Le dernier roman de Patrick Goujon, publié en 2008, est un récit bref mais très dense, même si, au fond, il a le goût de l’ordinaire. À le lire, je me rends compte à quel point les vies les plus inaperçues sont remplies d’une fureur de vivre, jusqu’à en mourir. L’histoire est ténue, elle se loge dans le creux d’un déménagement, le vide saturé des fantômes, des souvenirs, des vies qu’on a laissées en plan, des vies dont on n’a jamais accepté la perte.

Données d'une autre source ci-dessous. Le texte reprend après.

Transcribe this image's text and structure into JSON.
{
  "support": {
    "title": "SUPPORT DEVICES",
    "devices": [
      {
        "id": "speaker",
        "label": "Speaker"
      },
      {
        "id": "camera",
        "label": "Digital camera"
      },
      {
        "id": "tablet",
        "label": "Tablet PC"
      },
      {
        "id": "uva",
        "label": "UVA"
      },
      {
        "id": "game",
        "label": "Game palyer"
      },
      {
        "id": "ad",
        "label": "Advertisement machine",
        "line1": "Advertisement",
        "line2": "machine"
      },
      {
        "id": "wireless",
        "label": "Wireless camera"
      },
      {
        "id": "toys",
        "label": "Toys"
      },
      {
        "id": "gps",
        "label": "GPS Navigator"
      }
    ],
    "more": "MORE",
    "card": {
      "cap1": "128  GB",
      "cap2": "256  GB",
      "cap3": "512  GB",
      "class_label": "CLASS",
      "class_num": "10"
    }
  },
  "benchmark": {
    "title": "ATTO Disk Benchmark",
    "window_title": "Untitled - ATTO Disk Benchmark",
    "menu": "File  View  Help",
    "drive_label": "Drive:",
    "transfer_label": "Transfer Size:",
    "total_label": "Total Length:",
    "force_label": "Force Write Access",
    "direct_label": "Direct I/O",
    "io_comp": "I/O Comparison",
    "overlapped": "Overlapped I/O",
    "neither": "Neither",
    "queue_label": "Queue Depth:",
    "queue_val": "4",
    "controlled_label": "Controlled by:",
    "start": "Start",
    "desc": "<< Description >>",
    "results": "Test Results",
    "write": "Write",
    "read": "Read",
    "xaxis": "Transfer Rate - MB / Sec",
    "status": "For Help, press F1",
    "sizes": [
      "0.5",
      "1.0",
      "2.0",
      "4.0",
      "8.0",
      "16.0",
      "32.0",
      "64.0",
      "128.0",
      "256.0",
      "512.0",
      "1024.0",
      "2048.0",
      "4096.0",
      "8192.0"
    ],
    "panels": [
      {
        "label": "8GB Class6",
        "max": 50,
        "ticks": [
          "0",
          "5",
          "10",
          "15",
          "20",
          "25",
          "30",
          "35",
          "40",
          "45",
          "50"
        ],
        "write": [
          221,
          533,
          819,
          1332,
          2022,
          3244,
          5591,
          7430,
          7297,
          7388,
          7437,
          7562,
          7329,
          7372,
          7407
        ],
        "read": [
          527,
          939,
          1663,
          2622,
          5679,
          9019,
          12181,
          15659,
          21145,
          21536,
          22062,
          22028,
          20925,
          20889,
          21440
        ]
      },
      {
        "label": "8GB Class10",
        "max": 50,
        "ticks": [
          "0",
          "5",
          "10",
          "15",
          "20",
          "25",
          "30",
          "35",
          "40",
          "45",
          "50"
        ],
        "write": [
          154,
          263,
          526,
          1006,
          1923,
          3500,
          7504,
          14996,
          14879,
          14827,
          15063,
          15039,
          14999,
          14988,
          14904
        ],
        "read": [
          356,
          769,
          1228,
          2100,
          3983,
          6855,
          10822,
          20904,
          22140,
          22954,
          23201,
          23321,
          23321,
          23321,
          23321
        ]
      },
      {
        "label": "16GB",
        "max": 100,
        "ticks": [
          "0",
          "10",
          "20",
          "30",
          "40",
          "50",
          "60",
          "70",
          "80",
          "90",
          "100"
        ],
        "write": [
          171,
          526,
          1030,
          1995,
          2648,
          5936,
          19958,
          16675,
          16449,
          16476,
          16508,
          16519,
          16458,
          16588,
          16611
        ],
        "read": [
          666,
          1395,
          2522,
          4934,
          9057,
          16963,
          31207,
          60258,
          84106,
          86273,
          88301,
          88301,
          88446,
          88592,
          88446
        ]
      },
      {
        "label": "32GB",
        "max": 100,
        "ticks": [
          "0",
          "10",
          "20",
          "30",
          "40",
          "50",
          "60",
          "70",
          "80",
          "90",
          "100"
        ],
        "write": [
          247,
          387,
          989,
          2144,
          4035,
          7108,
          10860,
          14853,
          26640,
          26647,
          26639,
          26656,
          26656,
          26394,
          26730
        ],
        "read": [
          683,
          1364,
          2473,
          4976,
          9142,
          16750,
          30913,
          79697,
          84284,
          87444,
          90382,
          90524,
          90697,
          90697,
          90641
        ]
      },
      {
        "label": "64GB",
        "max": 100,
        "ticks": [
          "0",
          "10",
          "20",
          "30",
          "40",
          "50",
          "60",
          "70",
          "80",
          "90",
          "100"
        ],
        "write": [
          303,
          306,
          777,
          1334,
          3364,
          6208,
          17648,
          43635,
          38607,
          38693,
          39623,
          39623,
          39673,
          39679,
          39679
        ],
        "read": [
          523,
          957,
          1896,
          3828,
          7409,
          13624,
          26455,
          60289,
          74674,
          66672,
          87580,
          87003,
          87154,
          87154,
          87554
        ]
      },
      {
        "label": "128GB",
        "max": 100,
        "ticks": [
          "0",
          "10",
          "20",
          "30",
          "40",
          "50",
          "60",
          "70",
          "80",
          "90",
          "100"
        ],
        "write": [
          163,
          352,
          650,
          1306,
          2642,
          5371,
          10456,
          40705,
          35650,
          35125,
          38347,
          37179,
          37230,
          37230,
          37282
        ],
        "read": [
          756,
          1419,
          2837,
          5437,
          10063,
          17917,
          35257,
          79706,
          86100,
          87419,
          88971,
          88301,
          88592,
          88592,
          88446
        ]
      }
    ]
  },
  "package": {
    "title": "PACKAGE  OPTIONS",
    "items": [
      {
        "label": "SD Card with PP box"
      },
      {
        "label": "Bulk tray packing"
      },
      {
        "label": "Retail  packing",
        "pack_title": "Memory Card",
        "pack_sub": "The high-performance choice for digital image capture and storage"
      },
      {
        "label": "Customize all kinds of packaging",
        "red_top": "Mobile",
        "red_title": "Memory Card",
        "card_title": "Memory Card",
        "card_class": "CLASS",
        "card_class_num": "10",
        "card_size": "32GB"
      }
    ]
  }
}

Tom, le narrateur, est peuplé de la nostalgie amère de ceux qui n’ont rien de plus précieux que ce qui s’est brisé dans leur existence, l’amour. On pense à la compagne échappée, au grand-père rongé par une longue vie dont la souffrance est tue avec pudeur, au copain qui s’est fracassé en scooter. Les images du passé enlacent celles du présent, comme si, jeune encore, marqué par les émotions explosives de l’adolescence, le narrateur n’avait plus assez de lumière pour y voir d’un regard neuf. Le récit s’effile pour laisser la place à une description abondante, parataxique. L’accumulation des choses vues et perçues, sans coordonnant ni virgule, est une boulimie de mots qui s’entrechoquent. Dire à en toucher, amonceler les mots pour donner chair à ce réel qui échappe et isole. Et pourtant l’essentiel du récit est par ailleurs constitué de dialogues, écrits en italique, sans les marques habituelles du discours direct. Tout le texte est traversé par cette oralité, la parole relâchée des banlieusards. Mais pas de parodie du parler des cités, le texte n’a vraiment rien d’un ramassis de clichés. Au contraire, les échanges à fleur de peau mélangent avec justesse la banalité du quotidien avec une tension écorchée vive.

L’histoire est d’une ironie poignante : tout commence avec une gazinière que Tom récupère pour remplacer son vieux four, et tout finit avec la gazinière, la même, qu’il vient d’installer chez lui avec Flex. Ça fait mal, mais, que dire de plus, c’est si juste. Un livre à lire.